Unnamed government entities in the Middle East and Malaysia are under a cyber campaign since June 2023 by a threat actor known as Tropic Trooper.
“Noticing this group’s Tactics, Techniques, and Procedures in key governmental organizations in the Middle East, especially those dealing with human rights studies, signifies a new strategic move for them,” mentioned Kaspersky security researcher Sherif Magdy stated.
The detection of the activity by the Russian cybersecurity vendor was in June 2024 when they identified a new version of the China Chopper web Shell, a tool used by many Chinese-speaking threat actors for remote access to compromised servers, on a public web server hosting an open-source content management system (CMS) called Umbraco.
The attack sequence is set to deploy a malware implant named Crowdoor, a variant of the SparrowDoor backdoor disclosed by ESET in September 2021. However, the attempts were not successful.

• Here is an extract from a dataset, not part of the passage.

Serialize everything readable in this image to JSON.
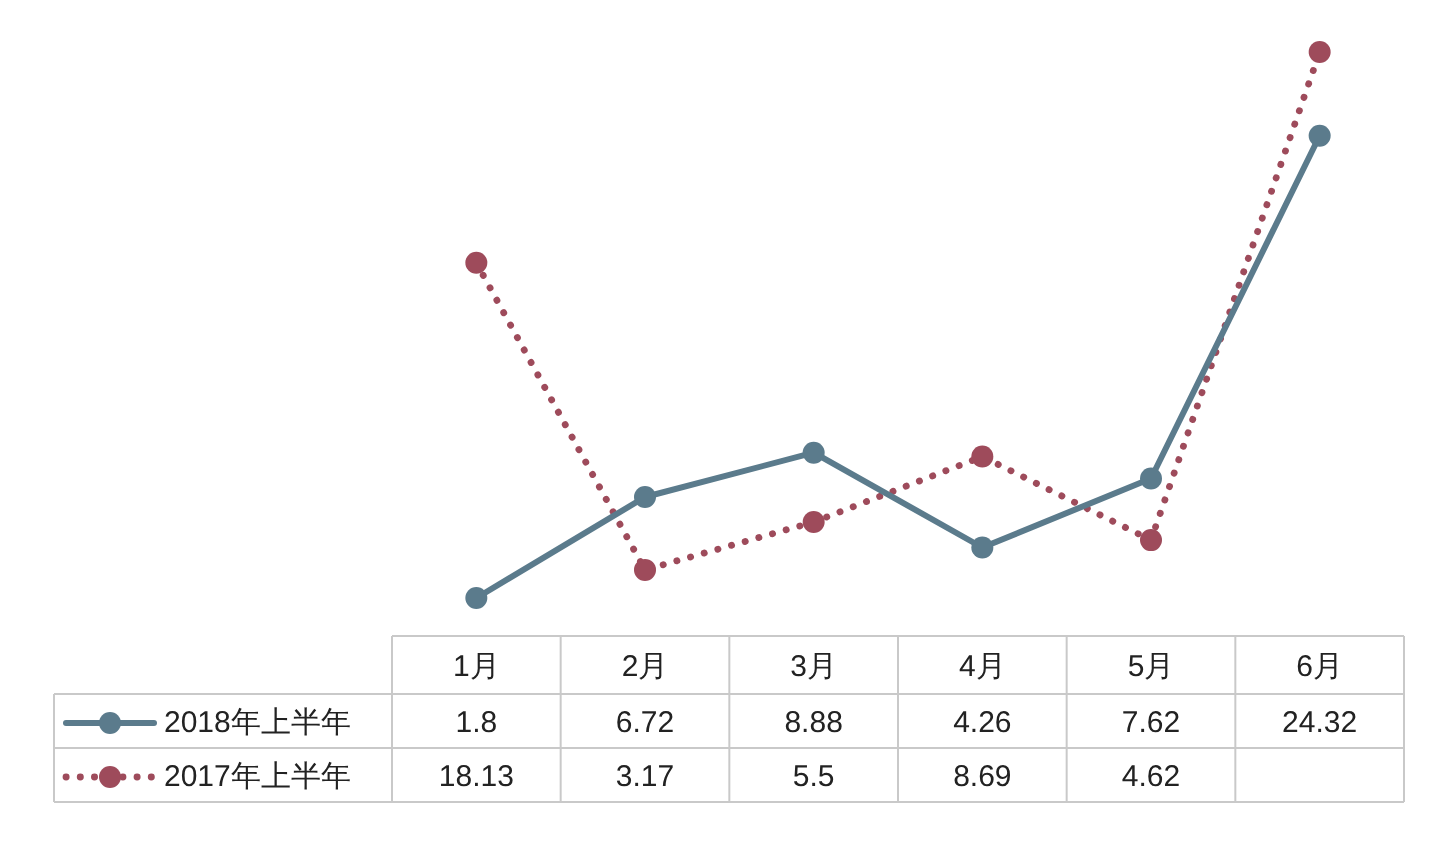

Tropic Trooper, also known as APT23, Earth Centaur, KeyBoy, and Pirate Panda, is recognized for its focus on government, healthcare, transportation, and high-tech sectors in Taiwan, Hong Kong, and the Philippines. This Chinese-speaking group has been active since 2011, closely connected to another intrusion set identified as FamousSparrow.
The recent intrusion highlighted by Kaspersky has merged the China Chopper web shell as a .NET module of Umbraco CMS, with subsequent exploitation leading to the use of tools for various actions before activating Crowdoor with DLL side-loading techniques.
It is suspected that the web shells are delivered by exploiting known security vulnerabilities in publicly accessible web applications like Adobe ColdFusion (CVE-2023-26360) and Microsoft Exchange Server (CVE-2021-34473, CVE-2021-34523, and CVE-2021-31207).
Crowdoor, identified in June 2023, also acts as a loader to introduce Cobalt Strike and maintain control on the infected systems, while also serving as a backdoor to gather confidential data, initiate a reverse shell, delete other malware files, and self-terminate.
“When the actor realized that their backdoors were detected, they attempted to upload new samples to avoid detection, thus raising the risk of their new samples being identified in the near future,” as mentioned by Magdy.
“The importance of this intrusion lies in the observation of a Chinese-speaking actor targeting a content management platform that published studies on human rights in the Middle East, particularly focusing on the Israel-Hamas conflict situation.”
“Our analysis of this intrusion revealed that the entire system was the sole target during the attack, indicating a deliberate focus on this specific content.”